YOUNG WORLD

Dolls, teachers and better learning

Exotic dolls in school make for improved learning and as some teachers discovered the more the merrier.

JOHN.L.PAUL

A LEGACY OF DOLLS: Children enjoy the lovely dolls at the school. Photo: H.Vibhu

A LEGACY OF DOLLS: Children enjoy the lovely dolls at the school. Photo: H.Vibhu  

The Greets Public School, Kaloor, may be the only one of its kind in the country to have a collection of hundreds of exotic dolls. With over 250 dolls of various types, mostly imported ones, piling up in the residence of its founder-president, Edith Virginia Greet, the school authorities are in the process of setting up a `Greets Doll House' in the main school building.

"The big hall will house just the dolls.
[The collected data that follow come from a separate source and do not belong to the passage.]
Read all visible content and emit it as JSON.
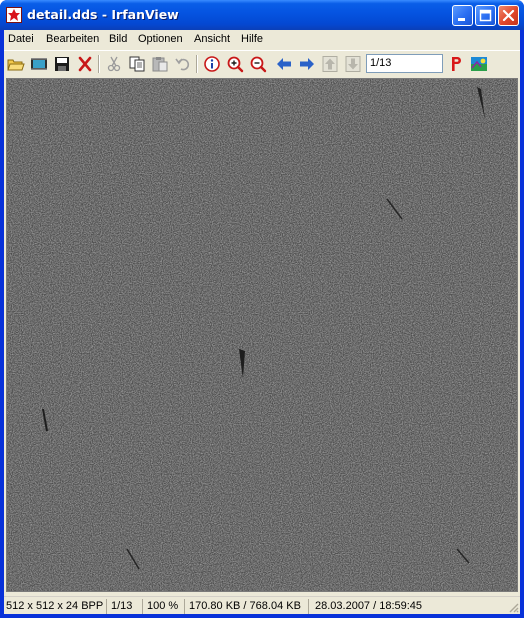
{
  "window": {
    "title": "detail.dds - IrfanView"
  },
  "menu": {
    "items": [
      "Datei",
      "Bearbeiten",
      "Bild",
      "Optionen",
      "Ansicht",
      "Hilfe"
    ]
  },
  "toolbar": {
    "page_value": "1/13",
    "icons": [
      "open-folder-icon",
      "slideshow-icon",
      "save-icon",
      "delete-icon",
      "cut-icon",
      "copy-icon",
      "paste-icon",
      "undo-icon",
      "info-icon",
      "zoom-in-icon",
      "zoom-out-icon",
      "previous-arrow-icon",
      "next-arrow-icon",
      "move-up-icon",
      "move-down-icon",
      "print-p-icon",
      "paint-icon"
    ]
  },
  "image": {
    "description_color": "#4a4a4a"
  },
  "statusbar": {
    "dimensions": "512 x 512 x 24 BPP",
    "page": "1/13",
    "zoom": "100 %",
    "size": "170.80 KB / 768.04 KB",
    "datetime": "28.03.2007 / 18:59:45"
  },
  "colors": {
    "titlebar": "#0553e0",
    "chrome": "#ece9d8",
    "close_button": "#e0462a"
  }
}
They will be arranged in a specific order, so that visitors will be able to learn about the nations they were manufactured in and the tale that each doll has to say," says Mr Thomas Vadakkekut, Vice President and Chief Executive of the school.
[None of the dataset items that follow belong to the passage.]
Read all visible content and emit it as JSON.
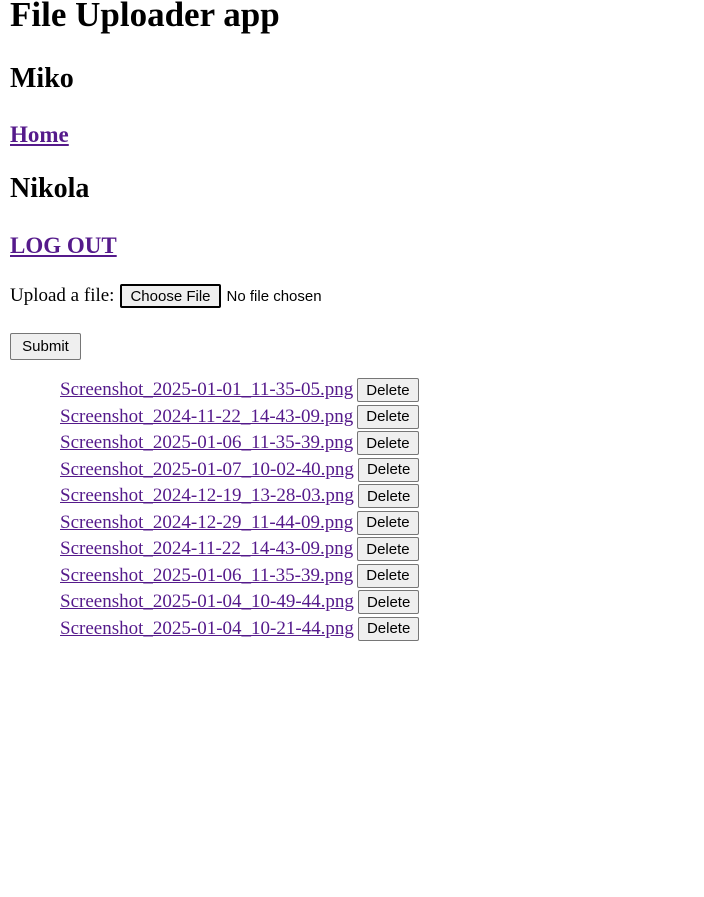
{
  "app": {
    "title": "File Uploader app"
  },
  "users": {
    "first": "Miko",
    "second": "Nikola"
  },
  "nav": {
    "home": "Home",
    "logout": "LOG OUT"
  },
  "upload": {
    "label": "Upload a file:",
    "choose_label": "Choose File",
    "status": "No file chosen",
    "submit_label": "Submit"
  },
  "files": [
    {
      "name": "Screenshot_2025-01-01_11-35-05.png ",
      "delete_label": "Delete"
    },
    {
      "name": "Screenshot_2024-11-22_14-43-09.png ",
      "delete_label": "Delete"
    },
    {
      "name": "Screenshot_2025-01-06_11-35-39.png ",
      "delete_label": "Delete"
    },
    {
      "name": "Screenshot_2025-01-07_10-02-40.png ",
      "delete_label": "Delete"
    },
    {
      "name": "Screenshot_2024-12-19_13-28-03.png ",
      "delete_label": "Delete"
    },
    {
      "name": "Screenshot_2024-12-29_11-44-09.png ",
      "delete_label": "Delete"
    },
    {
      "name": "Screenshot_2024-11-22_14-43-09.png ",
      "delete_label": "Delete"
    },
    {
      "name": "Screenshot_2025-01-06_11-35-39.png ",
      "delete_label": "Delete"
    },
    {
      "name": "Screenshot_2025-01-04_10-49-44.png ",
      "delete_label": "Delete"
    },
    {
      "name": "Screenshot_2025-01-04_10-21-44.png ",
      "delete_label": "Delete"
    }
  ],
  "colors": {
    "link_visited": "#551a8b",
    "button_bg": "#efefef"
  }
}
"Apart from the huge variety that we have, twenty more boxes are on their way to the dolls house, from the U.S.", says Ms Greet.

A native of the US, settled in India since 1947, she is now 85 years of age and is fondly referred to by one and all as `Greets Aunty'.

A spinster, her first love is children, followed by dolls and plants. Visitors to her house are welcomed by a whole array of dolls, lined up in the front room.

The curious thing is that no two dolls are the same. Apart from the conventional princesses and puppies, there are quite different ones like a rabbit on a rocking chair, pigs of different sizes, a horse carriage and even a white skeleton. The three-feet model of a princess who resembles Cinderella is very attractive.

Some of the dolls clearly show the nationalities of people spread across the world.

"I collected dolls all my life and had given most away. The rest is the legacy; I am leaving behind for the 200 children from financially deprived backgrounds we are looking after in Kothamangalam.

I want to organise a puppet seminar in 2006, to teach students how puppets are made," says Ms Greet. Having been brought up in an orphanage in the US, she set up one in Kochi, after her arrival here. Many of the inmates are now well settled abroad, after being adopted by foreigners.

"The orphanage later developed into Ding Dong Nursery, among the oldest in the city, which is still attached to the school. With time, parents began demanding higher classes and thus each year one class began to be added to the school.

The school now has classes up to class 12," she says.

"Setting up the school involved lot of hard work and tears, and I am proud of it. The biggest job is to keep the parents pleased. The land in Kaloor was purchased in the early 1950s. I took every day as it came and they were very challenging times for me," she reminisces.

The school's principal, Mr George Challithara says that the school believes in helping children discover their potential to the hilt. "Thus, we organised an arts and craft exhibition, which focussed on themes like good habits, the habitat, communication and the environment. We believe in `involved learning", he explains. With puppetry being in embryonic stage in Kerala, "a couple of specialists from the US are expected to teach its nuances to our students," he says.